るいの濡れた髪の毛を乾かしていた女中の雪衣(岡田結実)はつわりと思われる発作を起こし、流し台へ。それを呆然と見守るのは勇(村上虹郎)。同時期、安子の親友・きぬ(小野花梨)は陣痛を迎え出産、喫茶店のオーナー・定一(世良公則)のもとには戦争に行ったきり帰ってこなかった息子・健一(前野朋哉)が現れる。

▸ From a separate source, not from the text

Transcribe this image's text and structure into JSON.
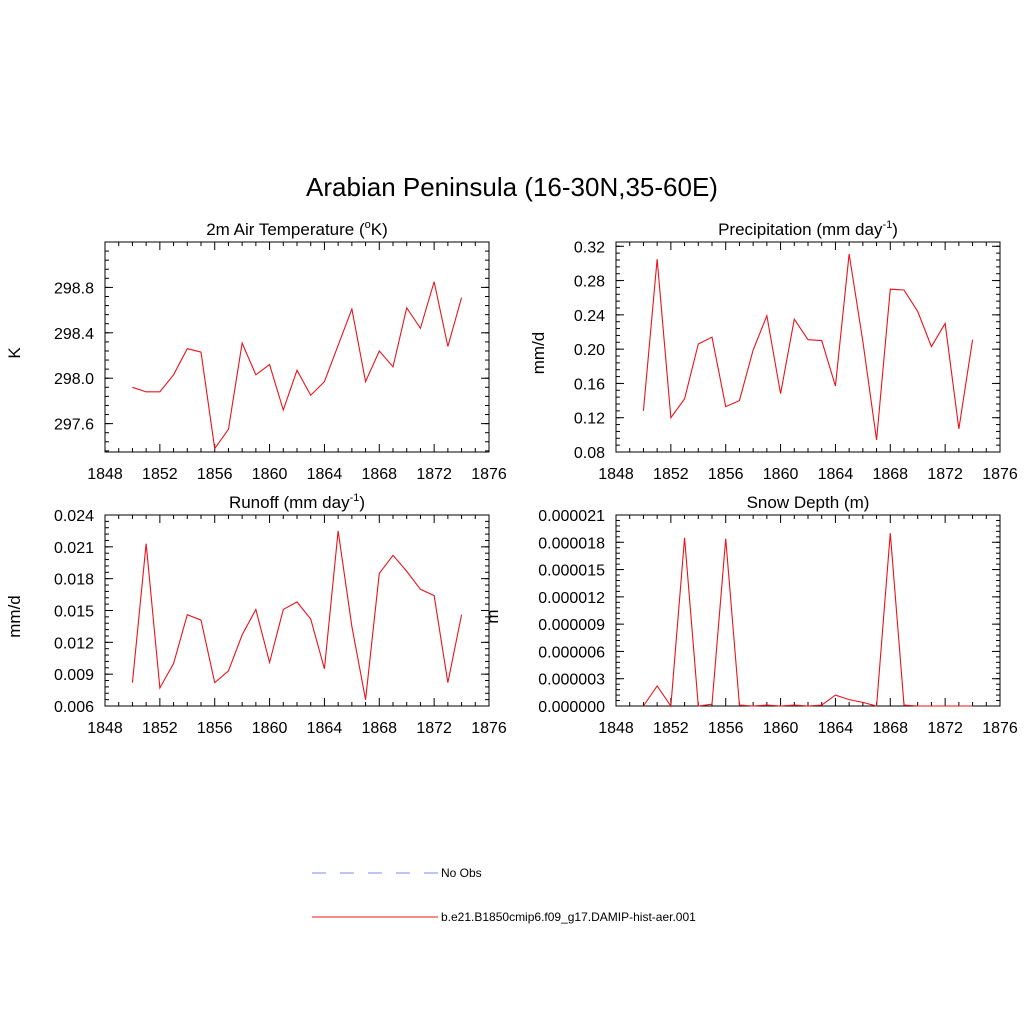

そして、雉真家からるいがいなくなったことを知らされ、急いで雉真家へ帰宅した安子の前に立ち塞がったのは娘のるい。入学式に間に合わなかったことを謝る安子に対してるいは「もう来ていらん。二度と会いとうねえ」と背を向ける。引き留める安子に対してるいは振り返り、事故でできた額の傷を見せながら「I hate you(大嫌い)」と言い放つ。絶望して再び雨の中をさまよう安子を見つけたのはロバート。ロバートの腕の中に倒れ込んだ安子は「Take me to the United States(私をアメリカに連れて行って)」とすすり泣きながら懇願する、という展開だった。
ネットでは《あまりにも詰め込み過ぎ》《朝ドラ定番ハッピーエンドとは程遠い安子編の終わり方だったなぁ》《最後の「大嫌い」が衝撃だった。もう安子が見られないと思うと寂しい》《ただただ一生懸命生きてきただけなのにね安子は(泣)》など賛否入り乱れるさまざまな感想があふれた。

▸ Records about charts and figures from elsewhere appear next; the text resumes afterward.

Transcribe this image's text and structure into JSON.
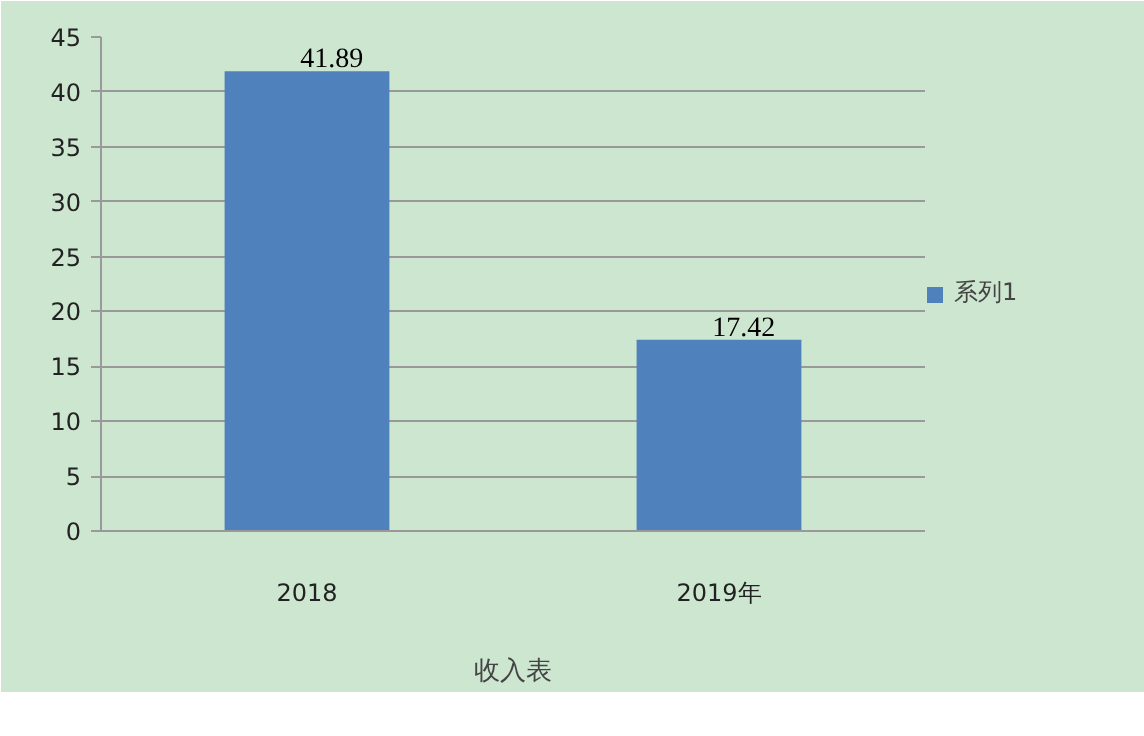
{
  "chart_data": {
    "type": "bar",
    "xlabel": "收入表",
    "categories": [
      "2018",
      "2019年"
    ],
    "series": [
      {
        "name": "系列1",
        "color": "#4f81bd",
        "values": [
          41.89,
          17.42
        ]
      }
    ],
    "ylim": [
      0,
      45
    ],
    "yticks": [
      0,
      5,
      10,
      15,
      20,
      25,
      30,
      35,
      40,
      45
    ],
    "grid": "y",
    "legend": "right",
    "data_labels": true
  }
}
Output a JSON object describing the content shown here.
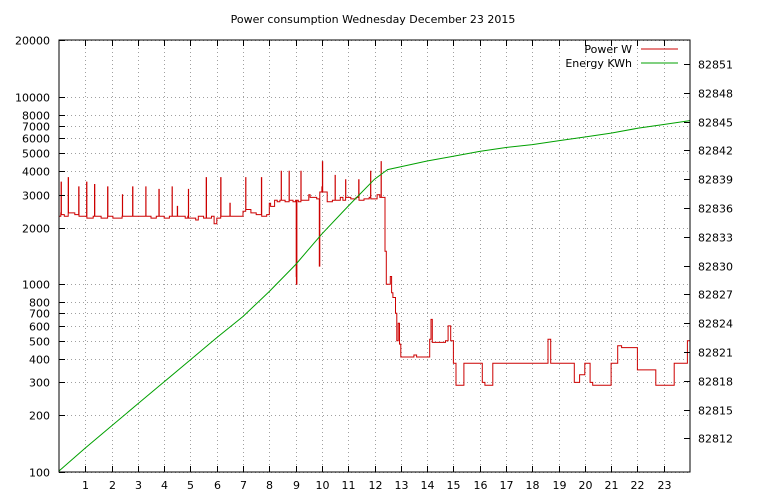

なかでも女中の雪衣に対して《雪衣さんのつわりが早すぎて、勇どゆこと?》《雪衣さんがつわりみたいにオエッてなってたの、案外お相手は勇ちゃんじゃなくてお父さん=千吉さんだったりして》《雪衣と勇の関係は前から?》など疑問やさまざまな考察も飛び出した。
「前回、勇と雪衣は一夜を過ごした描写がなされましたが、あれが原因ならわずか数日でつわりが起きたことになってしまいます。2人は以前から関係があったと考えるのが自然でしょう。それは雪衣の勇に対する態度からも感じさせます。

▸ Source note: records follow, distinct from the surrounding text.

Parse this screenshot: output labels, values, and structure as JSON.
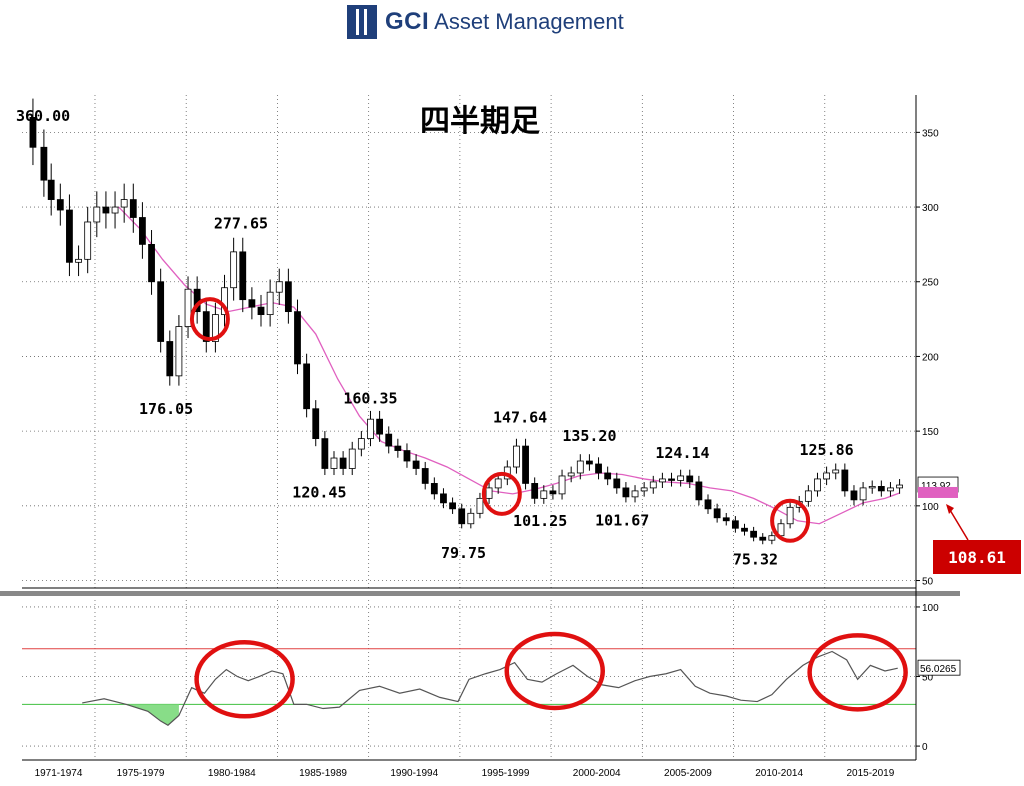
{
  "header": {
    "brand_bold": "GCI",
    "brand_rest": "Asset Management",
    "brand_color": "#1f3f7a"
  },
  "chart_data": {
    "type": "candlestick",
    "title": "四半期足",
    "colors": {
      "up": "#ffffff",
      "down": "#000000",
      "moving_average": "#e060c0",
      "oscillator": "#555555",
      "oversold_fill": "#88dd88",
      "overbought_line": "#e04040",
      "oversold_line": "#40c040",
      "highlight_circle": "#e01010",
      "callout": "#cc0000"
    },
    "x_tick_labels": [
      "1971-1974",
      "1975-1979",
      "1980-1984",
      "1985-1989",
      "1990-1994",
      "1995-1999",
      "2000-2004",
      "2005-2009",
      "2010-2014",
      "2015-2019"
    ],
    "x_range": [
      1971,
      2020
    ],
    "price_axis": {
      "ticks": [
        50,
        100,
        150,
        200,
        250,
        300,
        350
      ],
      "ylim": [
        45,
        375
      ]
    },
    "oscillator_axis": {
      "ticks": [
        0,
        50,
        100
      ],
      "ylim": [
        -10,
        105
      ],
      "upper_line": 70,
      "lower_line": 30
    },
    "price_series": [
      [
        1971.2,
        360
      ],
      [
        1971.6,
        340
      ],
      [
        1972.2,
        318
      ],
      [
        1972.6,
        305
      ],
      [
        1973.1,
        298
      ],
      [
        1973.6,
        263
      ],
      [
        1974.1,
        265
      ],
      [
        1974.6,
        290
      ],
      [
        1975.1,
        300
      ],
      [
        1975.6,
        296
      ],
      [
        1976.1,
        300
      ],
      [
        1976.6,
        305
      ],
      [
        1977.1,
        293
      ],
      [
        1977.6,
        275
      ],
      [
        1978.1,
        250
      ],
      [
        1978.6,
        210
      ],
      [
        1979.1,
        187
      ],
      [
        1979.6,
        220
      ],
      [
        1980.1,
        245
      ],
      [
        1980.6,
        230
      ],
      [
        1981.1,
        210
      ],
      [
        1981.6,
        228
      ],
      [
        1982.1,
        246
      ],
      [
        1982.6,
        270
      ],
      [
        1983.1,
        238
      ],
      [
        1983.6,
        233
      ],
      [
        1984.1,
        228
      ],
      [
        1984.6,
        243
      ],
      [
        1985.1,
        250
      ],
      [
        1985.6,
        230
      ],
      [
        1986.1,
        195
      ],
      [
        1986.6,
        165
      ],
      [
        1987.1,
        145
      ],
      [
        1987.6,
        125
      ],
      [
        1988.1,
        132
      ],
      [
        1988.6,
        125
      ],
      [
        1989.1,
        138
      ],
      [
        1989.6,
        145
      ],
      [
        1990.1,
        158
      ],
      [
        1990.6,
        148
      ],
      [
        1991.1,
        140
      ],
      [
        1991.6,
        137
      ],
      [
        1992.1,
        130
      ],
      [
        1992.6,
        125
      ],
      [
        1993.1,
        115
      ],
      [
        1993.6,
        108
      ],
      [
        1994.1,
        102
      ],
      [
        1994.6,
        98
      ],
      [
        1995.1,
        88
      ],
      [
        1995.6,
        95
      ],
      [
        1996.1,
        105
      ],
      [
        1996.6,
        112
      ],
      [
        1997.1,
        118
      ],
      [
        1997.6,
        126
      ],
      [
        1998.1,
        140
      ],
      [
        1998.6,
        115
      ],
      [
        1999.1,
        105
      ],
      [
        1999.6,
        110
      ],
      [
        2000.1,
        108
      ],
      [
        2000.6,
        120
      ],
      [
        2001.1,
        122
      ],
      [
        2001.6,
        130
      ],
      [
        2002.1,
        128
      ],
      [
        2002.6,
        122
      ],
      [
        2003.1,
        118
      ],
      [
        2003.6,
        112
      ],
      [
        2004.1,
        106
      ],
      [
        2004.6,
        110
      ],
      [
        2005.1,
        112
      ],
      [
        2005.6,
        116
      ],
      [
        2006.1,
        118
      ],
      [
        2006.6,
        117
      ],
      [
        2007.1,
        120
      ],
      [
        2007.6,
        116
      ],
      [
        2008.1,
        104
      ],
      [
        2008.6,
        98
      ],
      [
        2009.1,
        92
      ],
      [
        2009.6,
        90
      ],
      [
        2010.1,
        85
      ],
      [
        2010.6,
        83
      ],
      [
        2011.1,
        79
      ],
      [
        2011.6,
        77
      ],
      [
        2012.1,
        80
      ],
      [
        2012.6,
        88
      ],
      [
        2013.1,
        99
      ],
      [
        2013.6,
        103
      ],
      [
        2014.1,
        110
      ],
      [
        2014.6,
        118
      ],
      [
        2015.1,
        122
      ],
      [
        2015.6,
        124
      ],
      [
        2016.1,
        110
      ],
      [
        2016.6,
        104
      ],
      [
        2017.1,
        112
      ],
      [
        2017.6,
        113
      ],
      [
        2018.1,
        110
      ],
      [
        2018.6,
        112
      ],
      [
        2019.1,
        113.92
      ]
    ],
    "moving_average": [
      [
        1976.3,
        300
      ],
      [
        1977.5,
        285
      ],
      [
        1978.7,
        265
      ],
      [
        1979.9,
        248
      ],
      [
        1981.1,
        235
      ],
      [
        1982.3,
        230
      ],
      [
        1983.5,
        233
      ],
      [
        1984.7,
        236
      ],
      [
        1985.9,
        233
      ],
      [
        1987.1,
        215
      ],
      [
        1988.3,
        185
      ],
      [
        1989.5,
        160
      ],
      [
        1990.7,
        143
      ],
      [
        1991.9,
        137
      ],
      [
        1993.1,
        132
      ],
      [
        1994.3,
        126
      ],
      [
        1995.5,
        118
      ],
      [
        1996.7,
        110
      ],
      [
        1997.9,
        108
      ],
      [
        1999.1,
        111
      ],
      [
        2000.3,
        115
      ],
      [
        2001.5,
        120
      ],
      [
        2002.7,
        122
      ],
      [
        2003.9,
        121
      ],
      [
        2005.1,
        118
      ],
      [
        2006.3,
        116
      ],
      [
        2007.5,
        115
      ],
      [
        2008.7,
        112
      ],
      [
        2009.9,
        110
      ],
      [
        2011.1,
        105
      ],
      [
        2012.3,
        98
      ],
      [
        2013.5,
        90
      ],
      [
        2014.7,
        88
      ],
      [
        2015.9,
        95
      ],
      [
        2017.1,
        102
      ],
      [
        2018.3,
        105
      ],
      [
        2019.1,
        108.61
      ]
    ],
    "oscillator_series": [
      [
        1974.3,
        31
      ],
      [
        1975.5,
        34
      ],
      [
        1976.7,
        30
      ],
      [
        1977.9,
        25
      ],
      [
        1978.6,
        18
      ],
      [
        1979.0,
        15
      ],
      [
        1979.6,
        22
      ],
      [
        1980.3,
        42
      ],
      [
        1981.0,
        38
      ],
      [
        1981.6,
        48
      ],
      [
        1982.2,
        55
      ],
      [
        1982.8,
        50
      ],
      [
        1983.4,
        47
      ],
      [
        1984.0,
        50
      ],
      [
        1984.7,
        54
      ],
      [
        1985.3,
        52
      ],
      [
        1985.9,
        30
      ],
      [
        1986.6,
        30
      ],
      [
        1987.5,
        27
      ],
      [
        1988.4,
        28
      ],
      [
        1989.5,
        40
      ],
      [
        1990.6,
        43
      ],
      [
        1991.7,
        38
      ],
      [
        1992.8,
        41
      ],
      [
        1993.9,
        35
      ],
      [
        1994.9,
        32
      ],
      [
        1995.5,
        48
      ],
      [
        1996.4,
        52
      ],
      [
        1997.2,
        55
      ],
      [
        1998.0,
        60
      ],
      [
        1998.7,
        48
      ],
      [
        1999.5,
        46
      ],
      [
        2000.3,
        52
      ],
      [
        2001.2,
        58
      ],
      [
        2002.0,
        50
      ],
      [
        2002.8,
        44
      ],
      [
        2003.7,
        42
      ],
      [
        2004.6,
        47
      ],
      [
        2005.4,
        50
      ],
      [
        2006.3,
        52
      ],
      [
        2007.1,
        55
      ],
      [
        2007.9,
        43
      ],
      [
        2008.7,
        38
      ],
      [
        2009.6,
        36
      ],
      [
        2010.4,
        33
      ],
      [
        2011.3,
        32
      ],
      [
        2012.1,
        37
      ],
      [
        2012.9,
        48
      ],
      [
        2013.8,
        58
      ],
      [
        2014.6,
        64
      ],
      [
        2015.4,
        68
      ],
      [
        2016.2,
        62
      ],
      [
        2016.8,
        48
      ],
      [
        2017.5,
        58
      ],
      [
        2018.3,
        54
      ],
      [
        2019.0,
        56
      ]
    ],
    "annotations": [
      {
        "text": "360.00",
        "x": 1971.2,
        "y": 360,
        "pos": "left-top"
      },
      {
        "text": "277.65",
        "x": 1983.0,
        "y": 277.65,
        "pos": "above"
      },
      {
        "text": "176.05",
        "x": 1978.9,
        "y": 176.05,
        "pos": "below"
      },
      {
        "text": "120.45",
        "x": 1987.3,
        "y": 120.45,
        "pos": "below"
      },
      {
        "text": "160.35",
        "x": 1990.1,
        "y": 160.35,
        "pos": "above"
      },
      {
        "text": "79.75",
        "x": 1995.2,
        "y": 79.75,
        "pos": "below"
      },
      {
        "text": "147.64",
        "x": 1998.3,
        "y": 147.64,
        "pos": "above"
      },
      {
        "text": "101.25",
        "x": 1999.4,
        "y": 101.25,
        "pos": "below"
      },
      {
        "text": "135.20",
        "x": 2002.1,
        "y": 135.2,
        "pos": "above"
      },
      {
        "text": "101.67",
        "x": 2003.9,
        "y": 101.67,
        "pos": "below"
      },
      {
        "text": "124.14",
        "x": 2007.2,
        "y": 124.14,
        "pos": "above"
      },
      {
        "text": "75.32",
        "x": 2011.2,
        "y": 75.32,
        "pos": "below"
      },
      {
        "text": "125.86",
        "x": 2015.1,
        "y": 125.86,
        "pos": "above"
      }
    ],
    "last_price_label": "113.92",
    "oscillator_last_label": "56.0265",
    "ma_callout_label": "108.61",
    "highlight_circles_price": [
      [
        1981.3,
        225
      ],
      [
        1997.3,
        108
      ],
      [
        2013.1,
        90
      ]
    ],
    "highlight_circles_osc": [
      [
        1983.2,
        48
      ],
      [
        2000.2,
        54
      ],
      [
        2016.8,
        53
      ]
    ]
  }
}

今作は登場人物それぞれに表と裏、強さと弱さの二面性が描かれているのが特徴。勇は安子に純粋な思いを抱いているように見えましたが実は雪衣と長い間関係を持っていた。雪衣は雉真家に忠実な女中ですが、裏でるいに『お母さんはあなたと一緒に暮らすことをあきらめて雉真家に返すつもりだと思います』と吹き込んで、るいと安子の仲を引き裂く遠因を作りました。
雪衣に惹かれていた安子の兄・算太は戦後、和菓子店の再興に奔走するなど心を入れ替えたように見えましたが、雪衣と勇の仲を知ったことで結局、すぐに逃げ出すもとの性格に戻ってしまいました。勇の父の千吉(段田安則)は安子とるいに優しく慈悲深い人物として描かれていますが、その一方で親子の絆よりも家の血筋を優先させ、安子が家を出るならるいは置いていけと迫ります。そして安子は娘・るいの幸せを願っているだけなのですが、要所要所の言動がことごとく裏目に出て、るいを失望と不安に追いやってしまいました。そういった積み重ねが一気に昇華したのが今回で、物語や人物達に深みを与えたと言えるのでは」(ドラマウォッチャー)
始まった第2部のるい編ではどのような展開が待ち受けているのだろうか。